L’ampleur des dépréciations d’actifs et des amortissements reflète à la fois les difficultés industrielles et commerciales rencontrées par Ford dans le domaine des voitures électriques, mais aussi un contexte politique devenu moins favorable. Les changements de cap opérés par l’administration américaine sous la présidence de Donald Trump sont perçus comme un facteur aggravant pour l’économie des véhicules électriques, notamment en matière de soutien public et d’incitations.

En prenant ces charges, Ford reconnaît avoir surdimensionné ses capacités de production de batteries et s’être engagé dans des programmes de grands véhicules électriques structurellement déficitaires.
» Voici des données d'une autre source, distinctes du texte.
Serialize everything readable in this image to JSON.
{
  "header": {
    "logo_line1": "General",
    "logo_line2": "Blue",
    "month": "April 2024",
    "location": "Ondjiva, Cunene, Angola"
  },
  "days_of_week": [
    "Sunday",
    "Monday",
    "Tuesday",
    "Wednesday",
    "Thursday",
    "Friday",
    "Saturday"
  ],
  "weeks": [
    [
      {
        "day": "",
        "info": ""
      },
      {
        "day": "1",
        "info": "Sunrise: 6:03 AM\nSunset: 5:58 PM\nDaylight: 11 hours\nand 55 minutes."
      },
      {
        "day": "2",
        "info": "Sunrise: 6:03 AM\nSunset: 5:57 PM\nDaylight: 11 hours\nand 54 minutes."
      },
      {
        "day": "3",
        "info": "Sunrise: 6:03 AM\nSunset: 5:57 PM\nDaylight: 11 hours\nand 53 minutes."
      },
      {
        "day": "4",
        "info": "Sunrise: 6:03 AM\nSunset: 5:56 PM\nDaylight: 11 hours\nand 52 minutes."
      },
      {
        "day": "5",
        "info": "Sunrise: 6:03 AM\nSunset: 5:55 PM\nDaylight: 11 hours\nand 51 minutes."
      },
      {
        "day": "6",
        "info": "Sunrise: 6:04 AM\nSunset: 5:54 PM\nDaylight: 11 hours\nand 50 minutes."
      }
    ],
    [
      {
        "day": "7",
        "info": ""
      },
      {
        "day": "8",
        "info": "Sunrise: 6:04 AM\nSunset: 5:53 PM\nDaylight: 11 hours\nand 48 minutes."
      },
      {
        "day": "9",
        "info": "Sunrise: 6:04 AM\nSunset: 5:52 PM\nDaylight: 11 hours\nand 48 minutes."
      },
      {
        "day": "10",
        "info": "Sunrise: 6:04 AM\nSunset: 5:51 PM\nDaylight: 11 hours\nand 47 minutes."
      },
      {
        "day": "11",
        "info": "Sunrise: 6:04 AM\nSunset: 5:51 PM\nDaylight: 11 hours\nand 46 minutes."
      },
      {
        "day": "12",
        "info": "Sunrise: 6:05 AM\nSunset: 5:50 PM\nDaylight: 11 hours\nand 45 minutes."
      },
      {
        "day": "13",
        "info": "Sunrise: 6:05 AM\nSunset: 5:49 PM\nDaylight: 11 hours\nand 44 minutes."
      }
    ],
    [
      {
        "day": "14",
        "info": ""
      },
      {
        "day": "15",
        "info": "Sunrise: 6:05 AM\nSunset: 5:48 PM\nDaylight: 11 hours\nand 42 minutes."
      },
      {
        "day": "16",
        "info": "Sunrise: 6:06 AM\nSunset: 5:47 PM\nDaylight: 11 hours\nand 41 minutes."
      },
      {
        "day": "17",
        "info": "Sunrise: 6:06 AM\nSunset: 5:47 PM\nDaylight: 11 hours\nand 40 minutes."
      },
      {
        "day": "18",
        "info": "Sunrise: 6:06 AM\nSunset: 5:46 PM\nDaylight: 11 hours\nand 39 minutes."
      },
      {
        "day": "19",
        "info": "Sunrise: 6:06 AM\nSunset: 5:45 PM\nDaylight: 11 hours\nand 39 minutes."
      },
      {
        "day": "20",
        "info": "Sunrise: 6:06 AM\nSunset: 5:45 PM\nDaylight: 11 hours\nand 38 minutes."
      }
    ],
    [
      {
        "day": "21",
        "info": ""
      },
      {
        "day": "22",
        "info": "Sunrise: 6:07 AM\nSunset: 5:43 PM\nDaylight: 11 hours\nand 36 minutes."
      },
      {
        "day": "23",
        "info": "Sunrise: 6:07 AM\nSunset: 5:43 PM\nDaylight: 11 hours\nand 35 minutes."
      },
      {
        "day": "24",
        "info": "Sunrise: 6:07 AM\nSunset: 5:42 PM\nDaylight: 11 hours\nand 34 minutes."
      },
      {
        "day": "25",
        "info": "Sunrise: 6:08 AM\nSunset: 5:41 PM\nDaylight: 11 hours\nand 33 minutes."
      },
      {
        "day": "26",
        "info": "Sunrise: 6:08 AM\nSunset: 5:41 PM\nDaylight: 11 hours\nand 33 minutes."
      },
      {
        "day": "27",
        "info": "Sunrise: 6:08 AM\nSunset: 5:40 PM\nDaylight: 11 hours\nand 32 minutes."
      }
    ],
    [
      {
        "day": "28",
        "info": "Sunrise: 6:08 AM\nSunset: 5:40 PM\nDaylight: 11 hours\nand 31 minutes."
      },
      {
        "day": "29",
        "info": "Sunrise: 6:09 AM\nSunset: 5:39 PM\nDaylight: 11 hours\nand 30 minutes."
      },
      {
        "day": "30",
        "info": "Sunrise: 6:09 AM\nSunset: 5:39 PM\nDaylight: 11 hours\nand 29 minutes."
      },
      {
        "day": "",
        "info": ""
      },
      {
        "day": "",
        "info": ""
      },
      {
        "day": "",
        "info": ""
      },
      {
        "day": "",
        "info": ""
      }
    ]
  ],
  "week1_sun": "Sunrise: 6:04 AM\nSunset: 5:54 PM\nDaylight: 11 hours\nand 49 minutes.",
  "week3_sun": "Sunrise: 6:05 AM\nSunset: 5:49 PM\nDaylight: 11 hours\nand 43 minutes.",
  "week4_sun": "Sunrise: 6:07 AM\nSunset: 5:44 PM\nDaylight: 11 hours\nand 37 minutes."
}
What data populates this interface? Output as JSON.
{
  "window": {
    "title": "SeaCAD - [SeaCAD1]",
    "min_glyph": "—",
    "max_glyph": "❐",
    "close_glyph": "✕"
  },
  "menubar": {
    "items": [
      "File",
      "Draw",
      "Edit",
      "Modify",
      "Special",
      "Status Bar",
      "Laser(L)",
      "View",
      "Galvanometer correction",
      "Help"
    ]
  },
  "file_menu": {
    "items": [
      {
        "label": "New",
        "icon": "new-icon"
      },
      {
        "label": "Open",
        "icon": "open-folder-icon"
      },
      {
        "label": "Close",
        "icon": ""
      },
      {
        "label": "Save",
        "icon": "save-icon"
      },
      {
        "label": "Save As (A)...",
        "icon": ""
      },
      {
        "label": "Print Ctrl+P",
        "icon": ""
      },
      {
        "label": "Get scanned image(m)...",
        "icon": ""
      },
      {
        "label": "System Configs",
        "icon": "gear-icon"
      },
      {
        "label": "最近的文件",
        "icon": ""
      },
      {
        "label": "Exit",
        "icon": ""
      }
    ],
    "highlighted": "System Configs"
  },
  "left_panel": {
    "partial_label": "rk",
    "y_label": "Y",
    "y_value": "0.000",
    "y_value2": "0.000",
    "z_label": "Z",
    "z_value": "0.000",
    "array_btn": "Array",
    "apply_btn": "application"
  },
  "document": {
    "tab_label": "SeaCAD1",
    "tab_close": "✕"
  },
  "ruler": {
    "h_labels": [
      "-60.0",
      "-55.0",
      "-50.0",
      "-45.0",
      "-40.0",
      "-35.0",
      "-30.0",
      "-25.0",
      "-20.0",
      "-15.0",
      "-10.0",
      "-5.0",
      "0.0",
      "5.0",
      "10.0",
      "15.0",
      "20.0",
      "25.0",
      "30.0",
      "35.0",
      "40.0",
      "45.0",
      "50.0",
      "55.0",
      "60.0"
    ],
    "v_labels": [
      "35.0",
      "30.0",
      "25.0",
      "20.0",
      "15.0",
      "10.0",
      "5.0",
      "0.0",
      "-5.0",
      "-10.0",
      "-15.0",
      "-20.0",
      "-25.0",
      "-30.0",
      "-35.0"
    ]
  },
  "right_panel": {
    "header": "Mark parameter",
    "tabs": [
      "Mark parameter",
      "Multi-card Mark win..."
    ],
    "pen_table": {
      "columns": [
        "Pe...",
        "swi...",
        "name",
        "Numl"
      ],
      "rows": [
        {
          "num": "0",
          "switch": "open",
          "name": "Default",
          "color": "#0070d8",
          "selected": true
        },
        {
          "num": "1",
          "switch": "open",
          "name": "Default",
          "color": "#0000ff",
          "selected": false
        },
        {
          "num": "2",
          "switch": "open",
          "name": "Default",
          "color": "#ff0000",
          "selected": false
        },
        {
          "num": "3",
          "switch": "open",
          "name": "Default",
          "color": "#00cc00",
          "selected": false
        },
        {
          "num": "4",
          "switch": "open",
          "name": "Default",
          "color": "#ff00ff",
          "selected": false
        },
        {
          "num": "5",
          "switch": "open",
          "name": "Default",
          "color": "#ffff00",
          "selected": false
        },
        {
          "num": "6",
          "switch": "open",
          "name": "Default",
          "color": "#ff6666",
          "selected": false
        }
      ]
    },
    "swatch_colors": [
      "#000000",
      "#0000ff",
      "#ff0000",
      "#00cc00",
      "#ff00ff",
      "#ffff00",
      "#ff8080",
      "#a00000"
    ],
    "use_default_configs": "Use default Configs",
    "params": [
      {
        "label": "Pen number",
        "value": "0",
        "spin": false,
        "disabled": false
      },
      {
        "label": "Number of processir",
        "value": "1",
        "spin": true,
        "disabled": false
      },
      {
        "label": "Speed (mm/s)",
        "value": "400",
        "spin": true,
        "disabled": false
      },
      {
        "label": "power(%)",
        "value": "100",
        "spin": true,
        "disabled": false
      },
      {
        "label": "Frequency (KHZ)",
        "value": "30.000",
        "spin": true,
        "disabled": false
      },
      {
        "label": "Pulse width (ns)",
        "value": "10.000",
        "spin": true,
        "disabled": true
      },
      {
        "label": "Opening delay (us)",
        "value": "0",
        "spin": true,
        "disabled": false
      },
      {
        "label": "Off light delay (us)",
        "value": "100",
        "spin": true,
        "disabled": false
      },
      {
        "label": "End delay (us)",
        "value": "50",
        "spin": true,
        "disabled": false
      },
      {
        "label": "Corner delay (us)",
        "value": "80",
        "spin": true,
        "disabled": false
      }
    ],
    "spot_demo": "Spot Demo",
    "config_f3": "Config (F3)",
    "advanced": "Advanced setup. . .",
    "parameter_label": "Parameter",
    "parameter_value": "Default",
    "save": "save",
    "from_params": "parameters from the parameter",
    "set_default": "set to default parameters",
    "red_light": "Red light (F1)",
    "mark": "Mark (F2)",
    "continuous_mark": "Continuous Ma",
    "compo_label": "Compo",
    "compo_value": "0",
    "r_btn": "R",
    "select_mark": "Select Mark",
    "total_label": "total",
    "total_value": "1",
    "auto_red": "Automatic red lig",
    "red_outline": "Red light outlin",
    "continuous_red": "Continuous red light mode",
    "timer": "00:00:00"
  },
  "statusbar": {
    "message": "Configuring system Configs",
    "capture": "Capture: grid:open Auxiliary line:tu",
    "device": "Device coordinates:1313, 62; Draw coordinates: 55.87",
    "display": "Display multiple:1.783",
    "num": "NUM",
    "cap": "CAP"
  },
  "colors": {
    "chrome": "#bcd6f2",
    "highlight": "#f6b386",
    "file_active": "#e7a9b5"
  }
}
Andrew Frick, responsable de l’unité véhicules électriques, a indiqué que ces ajustements doivent permettre à l’activité de devenir rentable d’ici 2029. L’an dernier, cette division a enregistré une perte de 5,1 milliards de dollars, et Ford anticipe des pertes encore plus importantes pour l’exercice en cours.

Des objectifs financiers revus à la hausse

Malgré ces annonces, le constructeur automobile a revu à la hausse ses prévisions financières globales. Ford table désormais sur un résultat opérationnel compris autour de 7 milliards de dollars avant intérêts et impôts pour 2025, contre une estimation précédente située entre 6 et 6,5 milliards. Le directeur général Jim Farley attribue cette amélioration aux efforts de réduction des coûts et au recentrage vers des véhicules plus rentables, en particulier les modèles hybrides.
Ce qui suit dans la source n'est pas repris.